Google has developed a new system for checking that web users are humans and not robots, which ditches CAPTCHA puzzles in favour of behavioural analysis.
CAPTCHAS are difficult for automated systems to solve, but easy for humans, so they're used by sites such as ticket vendors to stop bots buying in bulk. They show skewed words, or a series of pictures that, for example, ask you to type the words or numbers that appear, or click all the images containing tea or some other theme.


Instead, the new system observes how you interact with a site, looking for 'imperfect' human behaviour, such as the length of time taken to perform actions and how a mouse is moved, which will differ from the movements of an efficient, automated robot.

How will it affect you?

Most of us find CAPTCHAS annoying because they add an extra step to processes such as online registering with a site, and some people - particularly those with sight problems - struggle to make out the wobbly text or small, poor quality images, although including an audio aspect can make this easier.

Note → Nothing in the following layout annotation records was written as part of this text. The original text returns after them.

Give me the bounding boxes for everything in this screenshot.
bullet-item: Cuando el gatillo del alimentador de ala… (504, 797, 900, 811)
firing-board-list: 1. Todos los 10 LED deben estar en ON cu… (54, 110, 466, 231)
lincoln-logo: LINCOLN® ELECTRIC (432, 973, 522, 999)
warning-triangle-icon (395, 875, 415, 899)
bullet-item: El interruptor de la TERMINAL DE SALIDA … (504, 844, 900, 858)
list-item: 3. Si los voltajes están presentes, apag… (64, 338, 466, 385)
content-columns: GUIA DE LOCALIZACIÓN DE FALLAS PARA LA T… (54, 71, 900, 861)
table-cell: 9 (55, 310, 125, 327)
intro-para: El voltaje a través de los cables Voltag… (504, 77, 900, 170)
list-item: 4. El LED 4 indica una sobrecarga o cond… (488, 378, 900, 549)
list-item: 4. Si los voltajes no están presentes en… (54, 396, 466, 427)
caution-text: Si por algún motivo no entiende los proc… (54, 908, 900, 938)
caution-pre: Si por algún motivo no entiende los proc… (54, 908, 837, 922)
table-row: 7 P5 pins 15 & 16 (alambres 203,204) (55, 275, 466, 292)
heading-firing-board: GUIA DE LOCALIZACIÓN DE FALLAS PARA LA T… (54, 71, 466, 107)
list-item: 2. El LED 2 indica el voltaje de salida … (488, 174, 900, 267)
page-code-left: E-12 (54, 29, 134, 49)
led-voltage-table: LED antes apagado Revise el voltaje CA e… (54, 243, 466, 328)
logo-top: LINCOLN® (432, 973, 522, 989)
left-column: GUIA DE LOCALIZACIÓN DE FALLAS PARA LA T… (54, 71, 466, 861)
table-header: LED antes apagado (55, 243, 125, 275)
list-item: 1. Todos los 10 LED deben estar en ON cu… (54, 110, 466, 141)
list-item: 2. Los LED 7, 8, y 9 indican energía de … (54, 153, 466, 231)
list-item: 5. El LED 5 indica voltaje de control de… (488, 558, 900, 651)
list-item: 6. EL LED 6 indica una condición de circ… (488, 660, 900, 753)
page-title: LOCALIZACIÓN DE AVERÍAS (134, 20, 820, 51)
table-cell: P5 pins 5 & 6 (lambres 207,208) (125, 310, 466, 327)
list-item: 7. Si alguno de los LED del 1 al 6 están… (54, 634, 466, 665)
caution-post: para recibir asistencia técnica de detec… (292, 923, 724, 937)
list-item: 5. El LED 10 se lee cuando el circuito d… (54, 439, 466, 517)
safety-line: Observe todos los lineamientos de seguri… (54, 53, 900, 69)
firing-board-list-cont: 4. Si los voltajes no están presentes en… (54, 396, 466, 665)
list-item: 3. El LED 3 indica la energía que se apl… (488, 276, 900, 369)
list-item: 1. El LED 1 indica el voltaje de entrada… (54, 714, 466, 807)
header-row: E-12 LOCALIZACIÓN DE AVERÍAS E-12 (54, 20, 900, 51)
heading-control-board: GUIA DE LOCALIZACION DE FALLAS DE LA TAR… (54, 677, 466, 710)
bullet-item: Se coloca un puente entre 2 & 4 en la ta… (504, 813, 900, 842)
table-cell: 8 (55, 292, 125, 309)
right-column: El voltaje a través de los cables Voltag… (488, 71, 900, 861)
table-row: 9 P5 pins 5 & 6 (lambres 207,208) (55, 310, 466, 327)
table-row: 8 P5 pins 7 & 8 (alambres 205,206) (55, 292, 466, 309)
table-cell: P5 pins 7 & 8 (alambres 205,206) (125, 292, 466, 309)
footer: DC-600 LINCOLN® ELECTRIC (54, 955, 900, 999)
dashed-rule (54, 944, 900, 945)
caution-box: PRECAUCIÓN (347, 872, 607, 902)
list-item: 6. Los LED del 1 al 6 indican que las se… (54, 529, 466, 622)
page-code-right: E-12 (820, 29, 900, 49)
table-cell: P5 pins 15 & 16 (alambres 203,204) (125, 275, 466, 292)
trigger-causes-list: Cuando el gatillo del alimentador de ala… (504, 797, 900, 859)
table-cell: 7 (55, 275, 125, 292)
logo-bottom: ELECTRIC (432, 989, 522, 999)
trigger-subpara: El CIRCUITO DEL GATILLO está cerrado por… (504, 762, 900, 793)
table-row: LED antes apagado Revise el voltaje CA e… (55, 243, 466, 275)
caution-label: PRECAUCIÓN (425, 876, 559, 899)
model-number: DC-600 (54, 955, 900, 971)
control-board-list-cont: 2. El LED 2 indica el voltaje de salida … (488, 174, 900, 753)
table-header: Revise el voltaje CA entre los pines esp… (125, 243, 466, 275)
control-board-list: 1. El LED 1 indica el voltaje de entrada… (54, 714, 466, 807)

That said, CAPTCHA systems have a side benefit: they've been used to help digitise books and to teach artificial intelligence. Words that computers couldn't automatically read were fed through CAPTCHA letting us humans type the text, while AI systems were trained using picture CAPTCHAs. Simplifying the system will sacrifice those benefits.

What do we think?

Tackling the automated abuse of online systems is a constant battle, so it's no surprise that CAPTCHA is the latest casualty in the search for a simpler, better system. That said, it's hard to believe bot makers won't simply programme their scripts to interact with websites in a way that mimics human behaviour. Most likely, this is just the next stage in a system that evolves by two sides constantly trying to outwit each other.